Each iommu has multiple domains, where each domain represents an
address space. PCIexpress endpoints can be located on its own domain
for addr protection reasons, and also have its own tag for iotlb cache.
each addr space can be either a 3 or 4 level. So it would be hard to predict
how much to setup ahead of time for each domain/device.
Its not a simple single level table with a small window like the gart case.
Just keeping a pool of page sized pages its easy to respond and use where its
really necessary without having to lock pages down without knowing real demand.

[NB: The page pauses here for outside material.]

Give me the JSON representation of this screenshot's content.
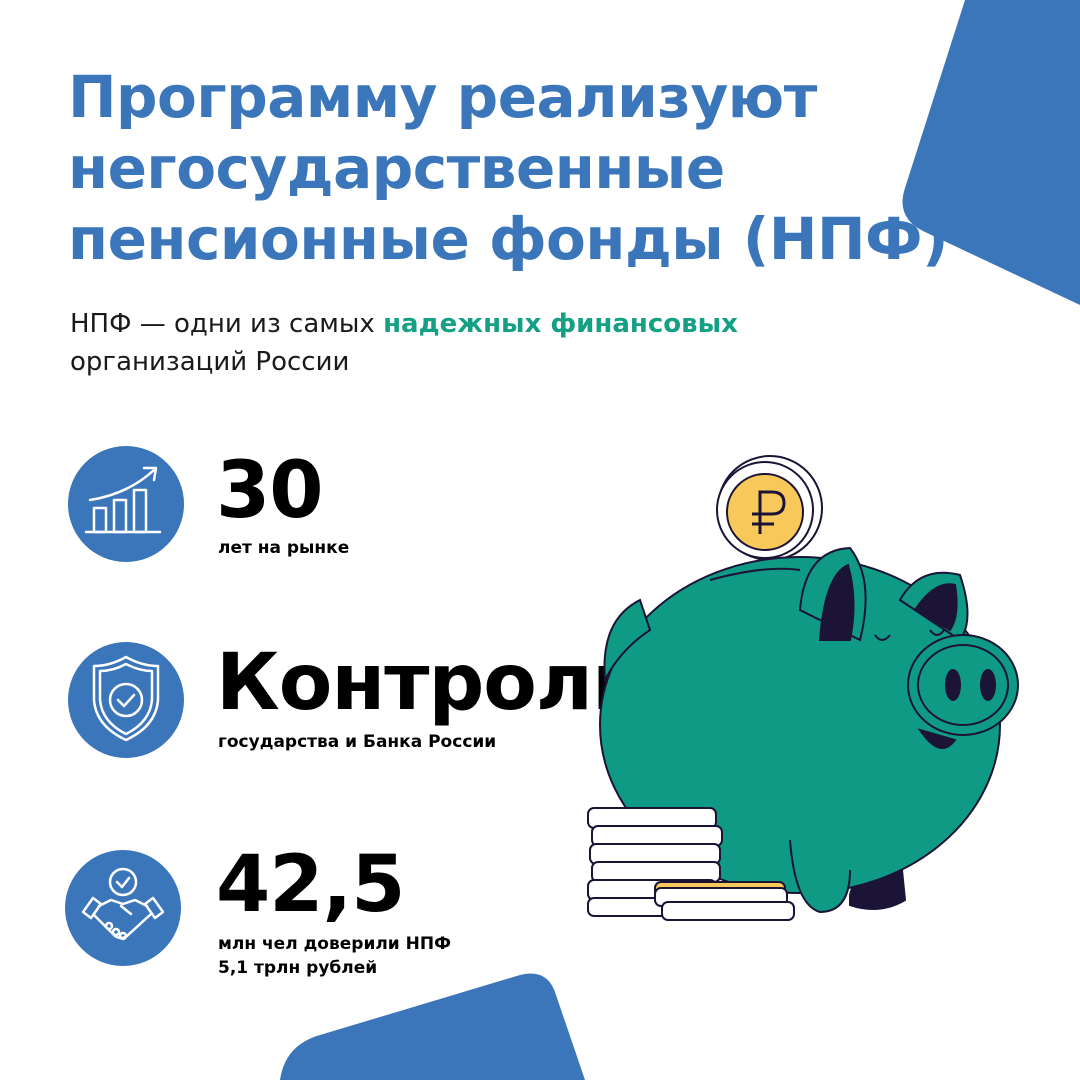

The addr space is plenty, so growing on demand is the best use of memory
available.
> If you make the start value large enough (256+MB?) that might reasonably
> work. How much memory in page tables would that take? Or perhaps scale
> it with available memory or available devices.
>
> In theory it could also be precomputed from the block/network device queue
> lengths etc.; the trouble is just such checks would need to be added to all kinds of
> other odd subsystems that manage devices too. That would be much more work.
>
> Some investigation how to do sleeping block/network submit would be
> also interesting (e.g. replace the spinlocks there with mutexes and see how
> much it affects performance). For networking you would need to keep
> at least a non sleeping path though because packets can be legally
> submitted from interrupt context. If it works out then sleeping
> interfaces to the IOMMU code could be added.